Congress renewed the program again in May 2003, but the legislation left behind 1.1 million long-term unemployed who had exhausted both state and federal benefits. With the December 31, 2003 expiration date looming once again after adjournment, advocates say it is critical for Congressional leaders to pass an extension of the program, but to also expand the benefits to more workers in need.
There are two competing proposals in Congress to extend the TEUC program. HR 3270, sponsored by Representative Jennifer Dunn (R-WA) is a straight six-month extension of the TEUC program. Like current law, it would provide 13 weeks of federal unemployment benefits to workers who have exhausted their state benefits. However, the bill would provide no benefits to the 3.9 million workers who have used up their 13 weeks of federal benefits already.
The other proposal, introduced on October 2 by Senator Edward Kennedy (D-MA), is a bill that would extend and expand the TEUC program (S 1708). The Emergency Unemployment Compensation Act would double the amount of extended federal benefits to 26 weeks, provide seven additional weeks of benefits to qualified workers in fifteen high unemployment states (ten more states than current law), and expand coverage for low-wage and part-time workers. The Kennedy bill would also provide benefits to the 3.9 million workers who have exhausted their extended federal benefits already without finding work Representative Charles Rangel (D-NY) introduced a companion bill (HR 3244) in the House that currently has 45 cosponsors.

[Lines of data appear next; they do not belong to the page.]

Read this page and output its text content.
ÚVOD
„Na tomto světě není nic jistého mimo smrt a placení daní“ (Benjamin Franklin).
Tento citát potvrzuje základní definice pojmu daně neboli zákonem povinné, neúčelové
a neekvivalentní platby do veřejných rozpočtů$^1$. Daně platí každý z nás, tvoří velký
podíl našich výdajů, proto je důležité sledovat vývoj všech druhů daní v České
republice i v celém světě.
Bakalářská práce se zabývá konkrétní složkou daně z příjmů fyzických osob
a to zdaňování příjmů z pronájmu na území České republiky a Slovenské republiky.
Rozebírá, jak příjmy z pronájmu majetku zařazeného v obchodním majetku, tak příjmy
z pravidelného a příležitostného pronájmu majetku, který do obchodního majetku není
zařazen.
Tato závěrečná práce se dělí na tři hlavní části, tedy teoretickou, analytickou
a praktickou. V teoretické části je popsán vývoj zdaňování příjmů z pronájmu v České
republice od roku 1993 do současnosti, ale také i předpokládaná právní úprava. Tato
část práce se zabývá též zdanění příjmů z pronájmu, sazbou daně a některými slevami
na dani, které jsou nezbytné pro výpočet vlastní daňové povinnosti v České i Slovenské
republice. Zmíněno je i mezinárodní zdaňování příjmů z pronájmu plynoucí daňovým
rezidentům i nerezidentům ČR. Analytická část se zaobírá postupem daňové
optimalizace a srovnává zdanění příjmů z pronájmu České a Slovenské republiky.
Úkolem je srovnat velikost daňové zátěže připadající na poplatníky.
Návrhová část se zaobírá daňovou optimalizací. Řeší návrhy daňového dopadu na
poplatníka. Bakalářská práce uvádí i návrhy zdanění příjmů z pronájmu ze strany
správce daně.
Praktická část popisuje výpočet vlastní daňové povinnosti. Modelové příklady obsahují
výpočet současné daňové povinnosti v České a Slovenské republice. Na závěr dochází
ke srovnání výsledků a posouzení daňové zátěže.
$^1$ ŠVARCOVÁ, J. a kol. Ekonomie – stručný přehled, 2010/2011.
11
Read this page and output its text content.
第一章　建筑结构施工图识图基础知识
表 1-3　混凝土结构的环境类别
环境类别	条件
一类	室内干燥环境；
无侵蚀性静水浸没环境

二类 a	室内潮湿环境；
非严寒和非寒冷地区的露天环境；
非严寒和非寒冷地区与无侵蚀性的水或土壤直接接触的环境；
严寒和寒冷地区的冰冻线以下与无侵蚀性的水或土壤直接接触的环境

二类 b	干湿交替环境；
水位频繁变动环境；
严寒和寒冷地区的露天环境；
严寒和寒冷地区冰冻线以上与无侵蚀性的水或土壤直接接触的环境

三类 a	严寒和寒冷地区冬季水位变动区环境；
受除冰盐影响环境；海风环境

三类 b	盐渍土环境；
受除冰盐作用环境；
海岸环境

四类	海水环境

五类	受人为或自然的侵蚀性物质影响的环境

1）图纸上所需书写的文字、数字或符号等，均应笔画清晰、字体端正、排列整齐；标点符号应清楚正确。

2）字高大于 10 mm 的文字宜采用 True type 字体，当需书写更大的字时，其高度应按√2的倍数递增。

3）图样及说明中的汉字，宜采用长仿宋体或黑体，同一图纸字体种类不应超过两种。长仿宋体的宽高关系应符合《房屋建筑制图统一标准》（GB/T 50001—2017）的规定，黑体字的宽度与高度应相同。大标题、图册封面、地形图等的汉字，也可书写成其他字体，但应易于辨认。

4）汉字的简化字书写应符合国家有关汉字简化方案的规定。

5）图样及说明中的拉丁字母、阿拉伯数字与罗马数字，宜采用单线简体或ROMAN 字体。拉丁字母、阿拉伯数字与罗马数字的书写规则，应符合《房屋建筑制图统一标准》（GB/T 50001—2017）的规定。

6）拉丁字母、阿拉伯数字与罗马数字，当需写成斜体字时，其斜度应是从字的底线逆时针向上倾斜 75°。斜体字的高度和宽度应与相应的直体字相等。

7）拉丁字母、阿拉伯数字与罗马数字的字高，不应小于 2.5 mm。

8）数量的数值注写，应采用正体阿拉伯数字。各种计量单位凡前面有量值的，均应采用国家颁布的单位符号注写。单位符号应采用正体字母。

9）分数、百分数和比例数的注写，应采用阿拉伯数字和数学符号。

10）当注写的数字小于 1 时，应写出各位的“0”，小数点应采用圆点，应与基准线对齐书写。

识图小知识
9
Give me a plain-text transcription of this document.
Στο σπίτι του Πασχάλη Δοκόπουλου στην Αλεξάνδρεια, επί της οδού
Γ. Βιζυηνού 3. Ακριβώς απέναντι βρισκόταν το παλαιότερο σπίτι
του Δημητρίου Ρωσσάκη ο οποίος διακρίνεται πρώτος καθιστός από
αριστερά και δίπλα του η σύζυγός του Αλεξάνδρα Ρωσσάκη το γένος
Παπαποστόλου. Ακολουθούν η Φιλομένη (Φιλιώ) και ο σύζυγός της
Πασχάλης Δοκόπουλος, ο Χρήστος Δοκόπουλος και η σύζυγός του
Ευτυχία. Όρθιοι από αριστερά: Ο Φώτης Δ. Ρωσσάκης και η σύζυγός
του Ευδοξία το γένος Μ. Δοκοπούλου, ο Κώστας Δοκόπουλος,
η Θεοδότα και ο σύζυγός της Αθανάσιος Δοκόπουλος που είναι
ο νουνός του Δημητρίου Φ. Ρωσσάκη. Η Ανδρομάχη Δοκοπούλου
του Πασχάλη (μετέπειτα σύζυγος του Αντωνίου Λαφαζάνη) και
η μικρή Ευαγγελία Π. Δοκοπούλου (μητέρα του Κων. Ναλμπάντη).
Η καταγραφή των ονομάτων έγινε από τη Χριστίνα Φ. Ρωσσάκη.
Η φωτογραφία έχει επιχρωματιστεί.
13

With 2.1 million Americans unable to find work after looking for more than 6 months (783,000 more than compared to March 2002), long-term unemployment is an increasingly worrisome problem. By failing to expand the current 13 weeks of federal assistance, and by leaving out those who have already exhausted their federal benefits, the House Republican proposal does not respond to the substantial rise in long-term joblessness.
Last year, emergency extended benefits were allowed to expire as Congress went home for the holidays. This year, observers believe it is likely – but not a certainty – that Congress will extend the TEUC program. It is not clear if they will do so before adjournment, however. Advocates for the unemployed will continue to press for expansion and improvements to the program.
Reasons to Extend and Expand TEUC Benefits
· Unemployment insurance has been a critical safety net for the nation’s workers and the national economy. It helps workers weather tough times and provides a cost-effective boost to the economy during downturns.
· In August, the Congressional Budget Office projected that unemployment will average 6.2 percent across the nation in 2003 and 2004. Claims for unemployment benefits continue to grow even as hundreds of thousands of workers are exhausting their state and federal benefits. According to the AFL-CIO, there are three job seekers for every job opening.
· According to the National Employment Law Project, in July 2003, 44 percent of unemployed workers ran out of their regular state benefits, the highest figure since the statistics were first published in 1950. In September 2003, 23.2 percent of the jobless were long-term unemployed, which is the highest monthly total in 20 years. Seventy-four percent of current TEUC recipients will exhaust their federal unemployment benefits before finding work. In this “jobless recovery,” longer extended federal unemployment benefits are essential.